Remote Powershell & calling Powershell cmdlets from C#
April 27, 2010 Leave a comment
Powershell rocks. Why it’s taken the Windows platform so long to get a decent shell I can’t answer but with Powershell V2, it has arrived. For me, the single most useful feature of Powershell is its remoting capabilities.
A while back I was looking at the rather thorny issue of managing the deployment of an ADERANT Expert solution. Being a service orientated architecture, there are a significant number of services to deploy most likely over a number of servers. Feedback from our consultants who were trying to install all the moving parts was that it was too hard to diagnose what had gone wrong and often the problem was a missing pre-requisite. Examples were:
* a component was not configured correctly, e.g. MSDTC
* a required service was not running, e.g. message queueing
* a component was missing, e.g. the .NET 3.5 framework
We needed a way to check that the target machine we were deploying onto satisfied a set of pre-requisites. At the time Powershell V1 was available but it has no remoting capabilities so I had to look else where.

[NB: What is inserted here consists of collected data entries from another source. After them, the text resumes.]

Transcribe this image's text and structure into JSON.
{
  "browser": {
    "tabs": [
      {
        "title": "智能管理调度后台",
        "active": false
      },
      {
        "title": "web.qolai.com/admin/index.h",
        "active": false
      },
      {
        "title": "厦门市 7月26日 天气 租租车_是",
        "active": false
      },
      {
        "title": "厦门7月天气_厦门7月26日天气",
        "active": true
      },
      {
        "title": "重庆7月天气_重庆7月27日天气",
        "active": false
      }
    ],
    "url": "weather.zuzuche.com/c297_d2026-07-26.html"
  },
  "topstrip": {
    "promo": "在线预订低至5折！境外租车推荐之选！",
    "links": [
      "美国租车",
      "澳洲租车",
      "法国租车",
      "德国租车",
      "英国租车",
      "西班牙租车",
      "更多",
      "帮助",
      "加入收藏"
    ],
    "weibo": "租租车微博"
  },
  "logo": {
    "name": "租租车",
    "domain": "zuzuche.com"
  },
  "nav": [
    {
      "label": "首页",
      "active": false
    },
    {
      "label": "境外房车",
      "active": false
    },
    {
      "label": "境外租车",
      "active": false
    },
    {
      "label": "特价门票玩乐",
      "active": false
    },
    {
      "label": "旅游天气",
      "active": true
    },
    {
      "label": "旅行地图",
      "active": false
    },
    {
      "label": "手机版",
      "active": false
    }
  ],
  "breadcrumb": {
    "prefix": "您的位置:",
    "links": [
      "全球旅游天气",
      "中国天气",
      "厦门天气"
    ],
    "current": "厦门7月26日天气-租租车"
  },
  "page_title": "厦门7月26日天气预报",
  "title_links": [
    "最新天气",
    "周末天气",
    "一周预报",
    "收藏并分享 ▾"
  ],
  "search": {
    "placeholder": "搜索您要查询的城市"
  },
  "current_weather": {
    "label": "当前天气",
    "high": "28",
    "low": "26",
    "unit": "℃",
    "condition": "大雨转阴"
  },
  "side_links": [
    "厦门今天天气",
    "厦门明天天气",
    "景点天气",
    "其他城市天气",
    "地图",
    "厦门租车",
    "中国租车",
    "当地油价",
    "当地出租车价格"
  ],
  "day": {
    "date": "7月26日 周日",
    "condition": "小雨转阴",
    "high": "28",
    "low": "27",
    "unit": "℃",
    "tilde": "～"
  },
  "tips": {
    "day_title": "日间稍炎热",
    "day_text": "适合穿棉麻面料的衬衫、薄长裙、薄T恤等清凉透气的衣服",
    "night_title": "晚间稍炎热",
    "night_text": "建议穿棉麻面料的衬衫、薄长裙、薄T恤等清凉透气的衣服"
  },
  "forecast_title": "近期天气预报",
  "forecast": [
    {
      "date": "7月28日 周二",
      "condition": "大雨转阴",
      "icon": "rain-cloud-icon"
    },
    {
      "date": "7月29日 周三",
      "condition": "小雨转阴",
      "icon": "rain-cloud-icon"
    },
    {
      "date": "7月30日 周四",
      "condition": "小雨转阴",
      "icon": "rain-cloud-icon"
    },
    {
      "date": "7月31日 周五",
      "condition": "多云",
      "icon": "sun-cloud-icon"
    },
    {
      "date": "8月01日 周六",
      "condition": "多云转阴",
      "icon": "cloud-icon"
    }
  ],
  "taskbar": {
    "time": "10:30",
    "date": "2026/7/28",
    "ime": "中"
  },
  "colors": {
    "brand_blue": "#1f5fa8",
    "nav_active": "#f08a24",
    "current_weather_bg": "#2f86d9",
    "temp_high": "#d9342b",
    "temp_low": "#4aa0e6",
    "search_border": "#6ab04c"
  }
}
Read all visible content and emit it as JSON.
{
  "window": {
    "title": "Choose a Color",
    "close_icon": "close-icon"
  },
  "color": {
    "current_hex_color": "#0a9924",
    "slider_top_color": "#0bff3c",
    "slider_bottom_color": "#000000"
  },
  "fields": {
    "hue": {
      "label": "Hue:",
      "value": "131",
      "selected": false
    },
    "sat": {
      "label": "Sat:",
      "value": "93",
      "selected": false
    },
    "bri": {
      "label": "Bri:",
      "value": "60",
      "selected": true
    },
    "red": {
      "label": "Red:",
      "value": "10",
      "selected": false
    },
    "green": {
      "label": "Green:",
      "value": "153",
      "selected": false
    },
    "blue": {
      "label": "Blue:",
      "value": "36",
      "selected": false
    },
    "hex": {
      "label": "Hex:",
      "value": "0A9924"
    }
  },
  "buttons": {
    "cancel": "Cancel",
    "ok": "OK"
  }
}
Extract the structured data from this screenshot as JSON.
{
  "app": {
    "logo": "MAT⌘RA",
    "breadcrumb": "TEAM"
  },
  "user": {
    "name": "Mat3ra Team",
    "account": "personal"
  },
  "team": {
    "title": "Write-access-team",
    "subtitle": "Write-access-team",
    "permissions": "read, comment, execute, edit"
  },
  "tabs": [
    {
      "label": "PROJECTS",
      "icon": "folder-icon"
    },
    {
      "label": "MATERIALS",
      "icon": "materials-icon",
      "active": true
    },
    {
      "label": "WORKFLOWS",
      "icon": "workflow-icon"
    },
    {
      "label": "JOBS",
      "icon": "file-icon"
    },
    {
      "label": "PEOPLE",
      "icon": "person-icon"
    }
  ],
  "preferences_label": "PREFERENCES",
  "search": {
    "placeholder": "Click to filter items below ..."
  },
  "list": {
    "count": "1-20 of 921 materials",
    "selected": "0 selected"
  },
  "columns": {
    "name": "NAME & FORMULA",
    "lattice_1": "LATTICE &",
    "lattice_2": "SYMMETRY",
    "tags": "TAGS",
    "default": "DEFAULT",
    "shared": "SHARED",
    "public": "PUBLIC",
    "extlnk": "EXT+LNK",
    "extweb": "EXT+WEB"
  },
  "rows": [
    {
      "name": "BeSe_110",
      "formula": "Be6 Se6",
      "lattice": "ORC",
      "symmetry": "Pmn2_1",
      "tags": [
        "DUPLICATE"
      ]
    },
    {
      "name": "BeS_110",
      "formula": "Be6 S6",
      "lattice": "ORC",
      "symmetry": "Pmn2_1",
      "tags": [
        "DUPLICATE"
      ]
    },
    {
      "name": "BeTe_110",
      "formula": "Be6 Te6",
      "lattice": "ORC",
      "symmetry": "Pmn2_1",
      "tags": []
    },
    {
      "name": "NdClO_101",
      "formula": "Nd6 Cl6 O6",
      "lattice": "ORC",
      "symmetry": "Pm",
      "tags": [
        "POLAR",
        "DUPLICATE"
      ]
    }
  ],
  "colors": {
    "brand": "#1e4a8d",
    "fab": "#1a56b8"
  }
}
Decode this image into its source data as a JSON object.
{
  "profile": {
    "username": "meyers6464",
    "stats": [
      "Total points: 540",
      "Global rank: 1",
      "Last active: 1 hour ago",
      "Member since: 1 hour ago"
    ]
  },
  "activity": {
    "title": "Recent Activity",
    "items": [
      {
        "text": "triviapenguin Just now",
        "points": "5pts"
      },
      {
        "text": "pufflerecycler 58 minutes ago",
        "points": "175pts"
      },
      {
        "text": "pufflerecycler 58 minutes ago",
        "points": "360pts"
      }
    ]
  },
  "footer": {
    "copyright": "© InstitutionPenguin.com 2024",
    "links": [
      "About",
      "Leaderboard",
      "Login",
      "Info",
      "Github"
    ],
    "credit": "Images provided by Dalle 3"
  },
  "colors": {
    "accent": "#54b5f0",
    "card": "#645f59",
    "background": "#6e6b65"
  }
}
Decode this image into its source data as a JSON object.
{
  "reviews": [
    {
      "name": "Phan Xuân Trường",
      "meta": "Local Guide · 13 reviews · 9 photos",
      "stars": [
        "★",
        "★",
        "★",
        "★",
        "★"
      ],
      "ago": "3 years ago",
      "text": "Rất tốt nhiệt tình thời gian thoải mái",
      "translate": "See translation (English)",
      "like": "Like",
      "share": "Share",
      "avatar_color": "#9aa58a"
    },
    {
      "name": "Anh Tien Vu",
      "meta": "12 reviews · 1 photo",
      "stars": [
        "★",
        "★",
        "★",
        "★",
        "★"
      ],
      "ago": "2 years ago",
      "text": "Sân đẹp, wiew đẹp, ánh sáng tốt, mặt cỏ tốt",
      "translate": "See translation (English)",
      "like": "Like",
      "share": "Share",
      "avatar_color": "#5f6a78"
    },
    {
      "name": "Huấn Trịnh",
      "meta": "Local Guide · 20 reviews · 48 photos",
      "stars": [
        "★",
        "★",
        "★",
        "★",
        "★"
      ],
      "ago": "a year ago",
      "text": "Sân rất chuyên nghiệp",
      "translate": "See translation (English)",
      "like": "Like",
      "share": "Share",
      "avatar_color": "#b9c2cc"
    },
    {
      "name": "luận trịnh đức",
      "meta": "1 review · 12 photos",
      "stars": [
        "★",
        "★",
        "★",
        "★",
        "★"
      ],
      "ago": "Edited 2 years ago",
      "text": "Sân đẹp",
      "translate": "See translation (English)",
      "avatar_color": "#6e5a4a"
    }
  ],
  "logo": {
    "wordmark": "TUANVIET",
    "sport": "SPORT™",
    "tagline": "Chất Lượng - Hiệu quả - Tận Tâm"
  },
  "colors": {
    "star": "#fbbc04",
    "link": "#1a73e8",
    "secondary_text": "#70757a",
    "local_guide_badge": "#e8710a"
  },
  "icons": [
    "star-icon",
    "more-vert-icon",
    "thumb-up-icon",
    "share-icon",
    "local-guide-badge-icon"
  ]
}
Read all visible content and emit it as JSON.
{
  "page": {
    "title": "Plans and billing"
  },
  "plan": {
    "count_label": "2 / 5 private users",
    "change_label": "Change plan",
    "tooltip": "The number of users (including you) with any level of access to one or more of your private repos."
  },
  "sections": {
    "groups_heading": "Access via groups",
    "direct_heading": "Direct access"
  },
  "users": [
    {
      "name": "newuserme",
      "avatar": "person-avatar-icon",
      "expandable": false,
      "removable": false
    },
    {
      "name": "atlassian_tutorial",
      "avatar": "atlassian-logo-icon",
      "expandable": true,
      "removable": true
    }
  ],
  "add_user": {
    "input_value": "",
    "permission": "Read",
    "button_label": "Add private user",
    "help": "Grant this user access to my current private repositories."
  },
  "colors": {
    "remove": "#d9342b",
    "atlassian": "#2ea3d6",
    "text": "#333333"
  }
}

After a couple of days of wading through various approaches such as the remote registry, WMI and hitting road blocks with security, performance and compatibility across different OS versions I changed tact. Everything I wanted to do was relatively easy if I was running on the target server so I wrote a Windows Service that could be deployed onto the server and sent a list of pre-requisites to check. While this wasn’t rocket science, it was far more work than it should have been. As it turns out, installations were also proving troublesome for the Microsoft Developer & Platform Evangelism group who were trying to show off the features of .NET 3.5 through a sample app: DinnerNow.Net. In the end they implemented an installer that performed pre-requisite checking and offered resolutions to any issues found. I drew a lot confidence from the sample that maybe I was on to something.
A couple of years later and Powershell V2 is out, it’s part of the OS and it comes with a comprehensive remoting capability. I no longer need to jump through hoops to run commands remotely, my pre-requisite checking service can be replaced with a few lines of script. From the ISE (Integrated Shell Environment) and the console you can open sessions to any machine that has been enabled for remoting (Enable-PSRemoting) and therefore is running the Windows Remote Management (WinRM) service. Now it is very easy to invoke commands on a remote machine:
PS> invoke-command -ComputerName RemoteMachine -ScriptBlock { powershell command }
Note: if a machine is not part of a domain, you need to add the machines that can remote onto it into the trusted hosts collection.
PS> set-item -path WSMan:\localhost\Client\TrustedHosts -Value "trustedMachine" -Force
A common forum post on MSMQ is ‘How do I create private queues on a remote computer?’. Well, here’s how:
invoke-command -ComputerName RemoteServerName -ScriptBlock { [Reflection.Assembly]::LoadWithPartialName("System.Messaging")[System.Messaging.MessageQueue]::Create(".\Private$\MyNewQueue") }
Powershell is capable of calling .NET classes directly, above I’m using the System.Messaging assembly to create a new MSMQ queue. The code inside the script block is run on the target machine, therefore it is written as if running locally.
The administration API for AppFabric is a Powershell API, therefore it is a simple task to remotely configure AppFabric. We have extended our deployment engine to support automated AppFabric deployment using Powershell.
Calling Powershell from C#
At ADERANT, we have designed and built a declarative deployment engine that we use to install all of our server-side components. One of the techniques we use is to call Powershell cmdlets from C#. The basic pattern for doing this is as follows:
using System.Management.Automation; using System.Management.Automation.Runspaces; Collection results; string script = “get-help”; // whatever you want to execute using (Runspace runspace = RunspaceFactory.CreateRunspace()) { try { runspace.Open(); using (Pipeline pipeline = runspace.CreatePipeline()) { pipeline.Commands.AddScript(script); results = pipeline.Invoke(); } } finally { runspace.Close(); } } // convert the script result into a single string StringBuilder stringBuilder = new StringBuilder(); foreach (PSObject obj in results) { stringBuilder.AppendLine(obj.ToString()); } return stringBuilder.ToString();
The Runspace represents a session, a Pipeline is a sequence of commands to execute. Invoking the pipeline will execute the commands and the results are provided as a collection of Powershell objects. In the example above we simple map the result to a string.
Combine the two techniques together and you can build cmdlets in C# and execute them via Powershell on any machine with Powershell remoting enabled.